Put another way: the signals that society broadly accept as being well-read or well-informed don’t necessarily correlate with actually being informed. Let’s remember also how bad the press is at reporting accurately in the first place.
So this is my first point: a piece written and reviewed by an editor for the New York Times is not inherently more valuable than something written on an individual’s blog. Members of the rationality community online may think of the individual work of such people as Scott Alexander and Eliezer Yudkowsky this way. I struggle to think of any defensible way to argue that the readers of the New York Times are more well-informed than followers of the ACT blogroll.
Second, a potentially obvious point: primary sources are less efficient. With the caveat that one must carefully consider the potential biases in the author’s head, reading summaries is much, much more efficient for information acquisition per unit time. It’s much easier to read a three-sentence (or even one-page) debrief than sit through footage of a three-hour congressional hearing, unless it’s critical that you learn the information live or before someone else. That’s not a game most people need to play.

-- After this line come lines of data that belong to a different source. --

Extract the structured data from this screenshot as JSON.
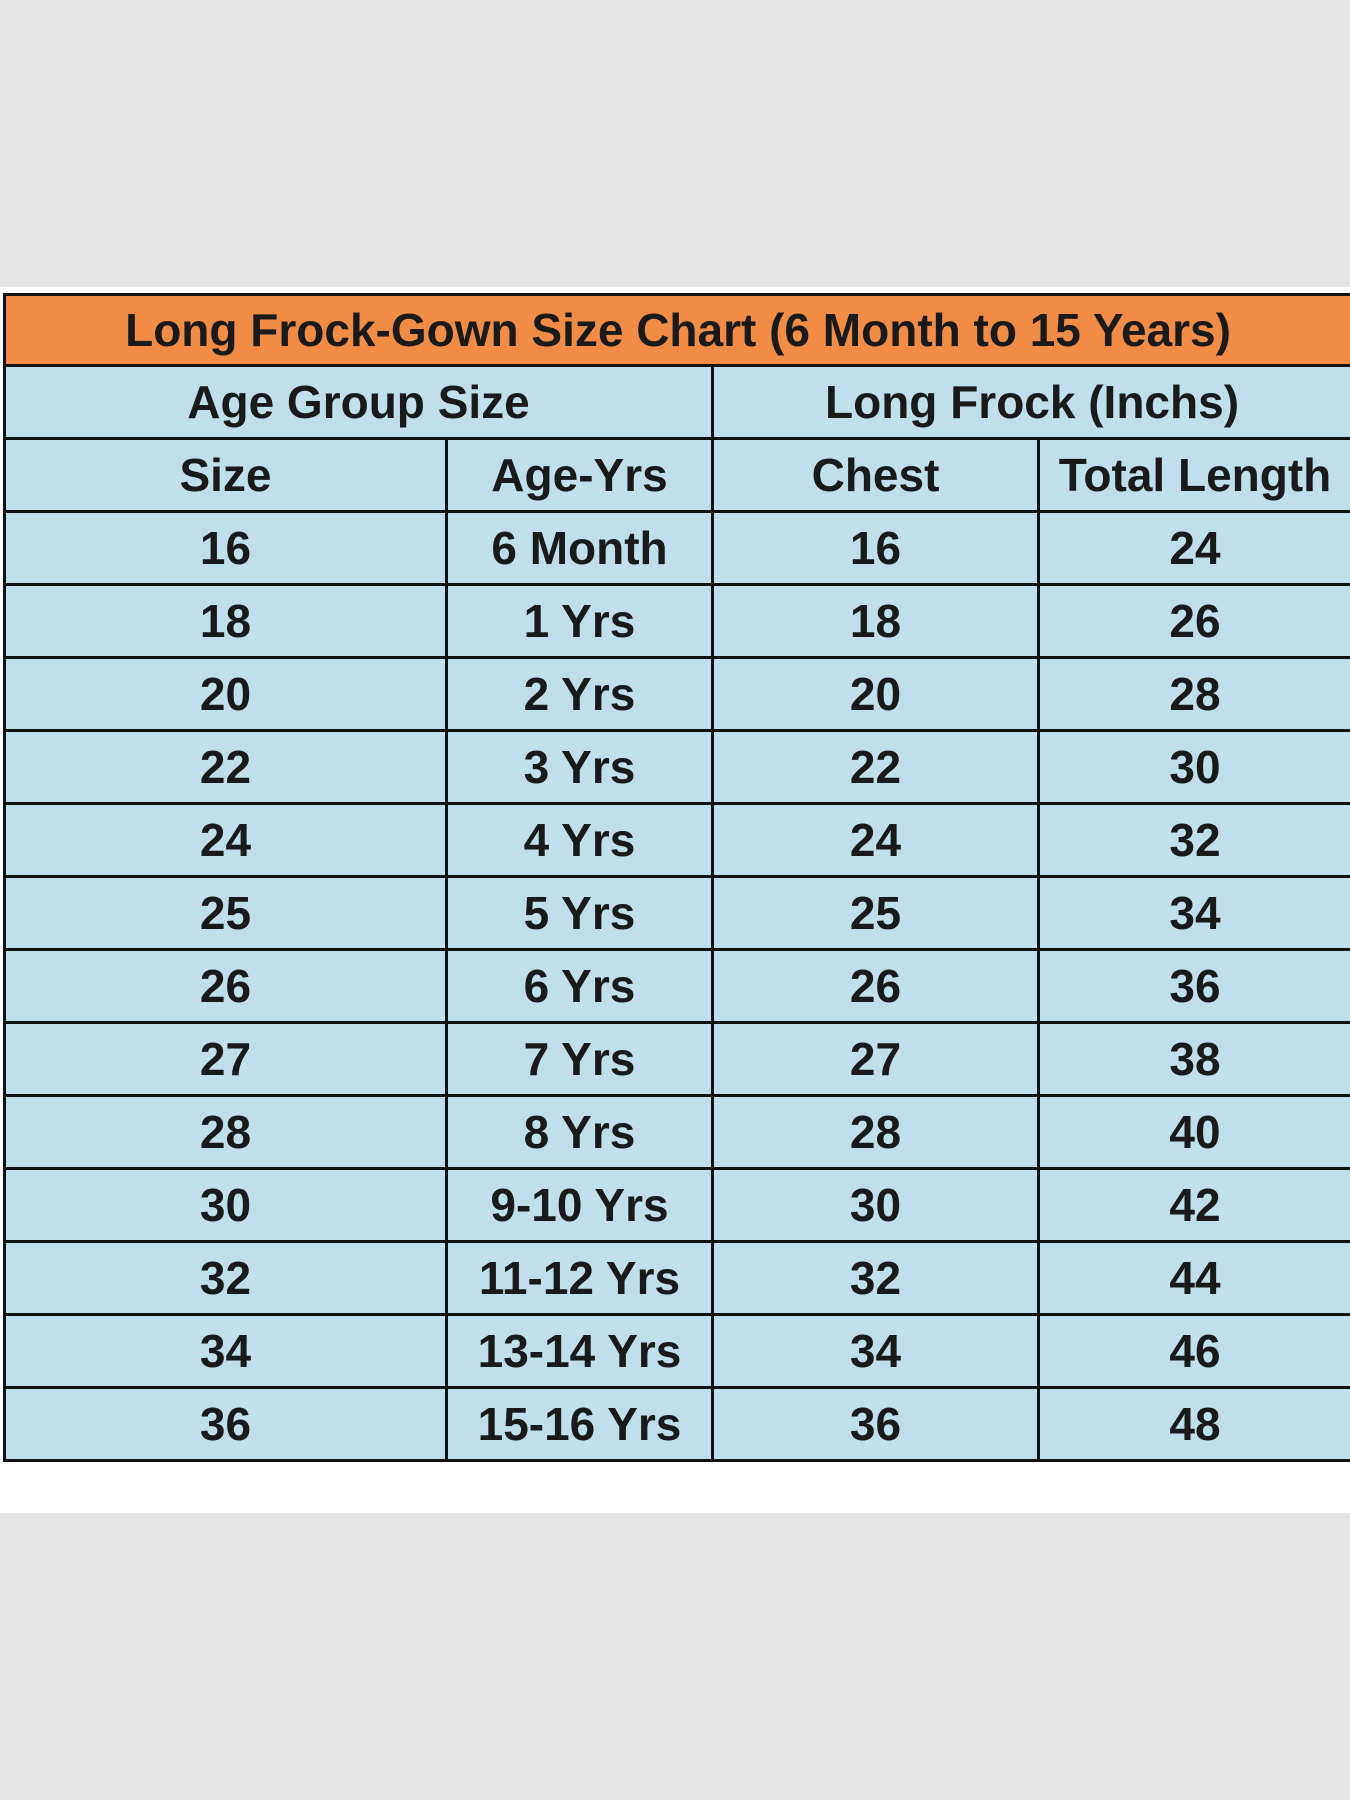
{
  "title": "Long Frock-Gown Size Chart  (6 Month to 15 Years)",
  "group_headers": [
    "Age Group Size",
    "Long Frock (Inchs)"
  ],
  "column_headers": [
    "Size",
    "Age-Yrs",
    "Chest",
    "Total Length"
  ],
  "rows": [
    [
      "16",
      "6 Month",
      "16",
      "24"
    ],
    [
      "18",
      "1 Yrs",
      "18",
      "26"
    ],
    [
      "20",
      "2 Yrs",
      "20",
      "28"
    ],
    [
      "22",
      "3 Yrs",
      "22",
      "30"
    ],
    [
      "24",
      "4 Yrs",
      "24",
      "32"
    ],
    [
      "25",
      "5 Yrs",
      "25",
      "34"
    ],
    [
      "26",
      "6 Yrs",
      "26",
      "36"
    ],
    [
      "27",
      "7 Yrs",
      "27",
      "38"
    ],
    [
      "28",
      "8 Yrs",
      "28",
      "40"
    ],
    [
      "30",
      "9-10 Yrs",
      "30",
      "42"
    ],
    [
      "32",
      "11-12 Yrs",
      "32",
      "44"
    ],
    [
      "34",
      "13-14 Yrs",
      "34",
      "46"
    ],
    [
      "36",
      "15-16 Yrs",
      "36",
      "48"
    ]
  ],
  "colors": {
    "title_bg": "#f08c46",
    "cell_bg": "#bfe0ea",
    "border": "#111111",
    "page_bg": "#e6e6e6"
  }
}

Put simply: for most knowledge, there is a point of diminishing returns that you easily hit prior to reading primary sources. Reading summaries and narratives produced by other writers also introduces the possibility of learning from the insights of people who have spent years thinking about a certain topic—with the above caveat still in mind that those insights are subject to bias.

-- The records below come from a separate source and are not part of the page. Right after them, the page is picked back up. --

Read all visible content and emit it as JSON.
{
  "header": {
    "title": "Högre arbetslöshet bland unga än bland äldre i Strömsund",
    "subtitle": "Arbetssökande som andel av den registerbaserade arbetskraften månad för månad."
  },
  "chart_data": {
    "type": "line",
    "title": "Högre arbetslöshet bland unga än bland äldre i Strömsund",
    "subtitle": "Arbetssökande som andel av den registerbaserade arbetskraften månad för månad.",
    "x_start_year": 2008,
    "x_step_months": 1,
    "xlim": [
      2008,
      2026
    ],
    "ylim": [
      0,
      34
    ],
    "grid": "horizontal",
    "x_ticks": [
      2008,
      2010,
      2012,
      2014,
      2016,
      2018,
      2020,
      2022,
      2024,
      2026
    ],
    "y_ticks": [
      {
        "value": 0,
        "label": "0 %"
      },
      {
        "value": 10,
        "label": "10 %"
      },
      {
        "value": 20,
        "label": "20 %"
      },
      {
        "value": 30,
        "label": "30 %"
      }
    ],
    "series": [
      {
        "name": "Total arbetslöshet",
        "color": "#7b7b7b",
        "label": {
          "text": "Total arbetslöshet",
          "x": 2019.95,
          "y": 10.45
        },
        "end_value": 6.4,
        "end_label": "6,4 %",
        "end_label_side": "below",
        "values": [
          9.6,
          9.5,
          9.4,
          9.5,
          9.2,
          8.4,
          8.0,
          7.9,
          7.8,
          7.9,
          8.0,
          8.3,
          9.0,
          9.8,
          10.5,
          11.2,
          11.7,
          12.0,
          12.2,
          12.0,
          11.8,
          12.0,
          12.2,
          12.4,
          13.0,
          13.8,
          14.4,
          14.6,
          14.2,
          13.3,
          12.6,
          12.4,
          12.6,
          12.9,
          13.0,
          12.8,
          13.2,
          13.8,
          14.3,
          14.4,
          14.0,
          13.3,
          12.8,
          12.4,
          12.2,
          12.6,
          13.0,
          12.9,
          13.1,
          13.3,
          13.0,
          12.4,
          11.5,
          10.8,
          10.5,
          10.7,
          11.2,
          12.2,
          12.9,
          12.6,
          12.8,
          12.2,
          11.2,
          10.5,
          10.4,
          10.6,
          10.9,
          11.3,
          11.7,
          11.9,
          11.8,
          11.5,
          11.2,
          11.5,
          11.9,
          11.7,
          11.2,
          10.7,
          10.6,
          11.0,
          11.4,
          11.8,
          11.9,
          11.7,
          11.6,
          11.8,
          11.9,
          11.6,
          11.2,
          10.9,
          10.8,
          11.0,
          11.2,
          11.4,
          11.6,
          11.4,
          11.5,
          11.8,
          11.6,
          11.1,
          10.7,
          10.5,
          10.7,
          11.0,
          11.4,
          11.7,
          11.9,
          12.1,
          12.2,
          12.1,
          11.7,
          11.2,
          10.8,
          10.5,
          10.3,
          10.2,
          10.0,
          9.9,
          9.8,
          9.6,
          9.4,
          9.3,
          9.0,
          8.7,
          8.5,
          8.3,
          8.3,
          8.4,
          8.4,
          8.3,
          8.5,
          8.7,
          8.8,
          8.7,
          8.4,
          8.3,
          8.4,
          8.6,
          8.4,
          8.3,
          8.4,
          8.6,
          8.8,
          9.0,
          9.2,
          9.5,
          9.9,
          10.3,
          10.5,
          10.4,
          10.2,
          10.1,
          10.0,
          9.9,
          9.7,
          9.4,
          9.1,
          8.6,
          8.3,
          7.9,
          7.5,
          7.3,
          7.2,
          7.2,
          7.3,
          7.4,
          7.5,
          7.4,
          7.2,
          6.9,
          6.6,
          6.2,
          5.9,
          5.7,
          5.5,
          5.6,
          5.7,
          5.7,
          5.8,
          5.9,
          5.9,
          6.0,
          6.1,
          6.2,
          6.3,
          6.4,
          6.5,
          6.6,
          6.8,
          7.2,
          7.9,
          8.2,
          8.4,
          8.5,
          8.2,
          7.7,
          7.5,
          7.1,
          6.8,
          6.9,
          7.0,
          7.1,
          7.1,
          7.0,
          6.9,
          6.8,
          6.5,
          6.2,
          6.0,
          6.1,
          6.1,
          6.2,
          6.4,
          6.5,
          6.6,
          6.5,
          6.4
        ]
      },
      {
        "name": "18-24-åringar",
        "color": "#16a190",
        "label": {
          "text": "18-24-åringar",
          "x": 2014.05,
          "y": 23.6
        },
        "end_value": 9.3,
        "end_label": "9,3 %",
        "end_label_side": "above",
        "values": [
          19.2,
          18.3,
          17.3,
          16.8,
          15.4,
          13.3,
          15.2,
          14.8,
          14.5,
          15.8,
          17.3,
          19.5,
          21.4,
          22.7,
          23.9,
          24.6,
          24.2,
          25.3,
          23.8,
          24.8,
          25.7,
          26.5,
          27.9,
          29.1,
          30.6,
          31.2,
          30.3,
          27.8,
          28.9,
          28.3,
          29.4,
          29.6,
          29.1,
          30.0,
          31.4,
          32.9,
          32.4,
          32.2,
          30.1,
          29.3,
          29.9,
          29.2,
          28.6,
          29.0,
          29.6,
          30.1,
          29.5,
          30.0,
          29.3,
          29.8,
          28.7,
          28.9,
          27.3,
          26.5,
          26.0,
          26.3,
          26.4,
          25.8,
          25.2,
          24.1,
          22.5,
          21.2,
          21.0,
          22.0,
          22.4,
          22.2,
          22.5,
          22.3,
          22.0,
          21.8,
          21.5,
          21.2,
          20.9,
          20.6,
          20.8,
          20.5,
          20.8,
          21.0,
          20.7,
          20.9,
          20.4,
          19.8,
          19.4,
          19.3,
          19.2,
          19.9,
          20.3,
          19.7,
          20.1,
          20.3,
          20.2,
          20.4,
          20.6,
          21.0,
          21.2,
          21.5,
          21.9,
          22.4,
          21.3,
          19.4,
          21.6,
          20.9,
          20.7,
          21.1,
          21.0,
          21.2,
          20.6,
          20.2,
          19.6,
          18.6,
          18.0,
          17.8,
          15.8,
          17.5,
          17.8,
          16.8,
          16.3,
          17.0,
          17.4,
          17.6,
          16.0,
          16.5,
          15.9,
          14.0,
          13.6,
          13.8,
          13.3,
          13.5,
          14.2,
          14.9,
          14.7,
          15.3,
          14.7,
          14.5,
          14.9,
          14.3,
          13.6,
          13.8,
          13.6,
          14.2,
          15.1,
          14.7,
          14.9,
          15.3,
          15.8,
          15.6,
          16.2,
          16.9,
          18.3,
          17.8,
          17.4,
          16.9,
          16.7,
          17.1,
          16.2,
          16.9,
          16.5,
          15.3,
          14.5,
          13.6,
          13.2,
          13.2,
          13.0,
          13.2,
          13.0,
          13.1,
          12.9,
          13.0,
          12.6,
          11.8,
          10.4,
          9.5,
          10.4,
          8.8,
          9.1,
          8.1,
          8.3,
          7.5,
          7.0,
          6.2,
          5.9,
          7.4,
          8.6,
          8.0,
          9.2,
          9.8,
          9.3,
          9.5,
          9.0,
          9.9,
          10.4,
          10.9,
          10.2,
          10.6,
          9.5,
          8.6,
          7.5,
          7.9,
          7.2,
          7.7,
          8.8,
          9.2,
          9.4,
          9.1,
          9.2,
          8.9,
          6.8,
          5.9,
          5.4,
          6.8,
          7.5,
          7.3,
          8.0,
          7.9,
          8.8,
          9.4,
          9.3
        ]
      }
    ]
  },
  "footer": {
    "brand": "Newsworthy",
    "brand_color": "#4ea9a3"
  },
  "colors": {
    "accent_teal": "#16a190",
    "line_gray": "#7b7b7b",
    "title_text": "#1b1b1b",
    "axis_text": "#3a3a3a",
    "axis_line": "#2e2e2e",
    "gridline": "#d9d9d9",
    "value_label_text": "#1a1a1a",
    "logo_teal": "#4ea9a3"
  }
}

What are you optimizing for?
Back to Tim Ferriss: how pragmatic and how deliberate is my information diet? Is it really low-information?
I answer as follows: it’s quite deliberate—I have a system for taking in new things to read and it’s about minimizing the amount of time I spend looking for reads of interest and maximizing my opportunity to respond. It’s pragmatic, but on the level that I enjoy life the most when I’m also reading and writing—this newsletter isn’t my job, but I care about keeping the content high-quality.
I’m not sure if it’s low-information, but it’s certainly high-density information (which is time-efficient) with a strong filter (mostly no social media & no mainstream media) to make sure I’m taking in a satisfying amount of new information per unit time. This works for me.
I also enjoy the premise of having reading days and writing days. I tend not to read anything on the days when I write, and vice-versa. There isn’t any thought behind this position; it’s just something I naturally do. This is also an okay optimization: it seems that when I do things this way, I make the most use of my time in terms of both output and enjoyment.
I invite the reader to consider the deliberateness and pragmatism of their own information diet, in the interest of making sure their interaction with the endless flood of content from the internet is healthy and enjoyable. This post was originally much longer, with two more sections to accompany the one on primary sources, but the other two weren’t all that helpful. I kept the section about primary sources because I want to fight against the idea that mainstream news is automatically more legitimate than other sources of news. It’s important that everyone find a system that works for them and doesn’t preemptively judge their own information diet to be bad or wrong (But please, no arguing in long comment threads on Facebook, okay?)
For instance, last week I started a new full-time job and have barely read anything since, because I’m instead quickly learning a new codebase and internal company culture.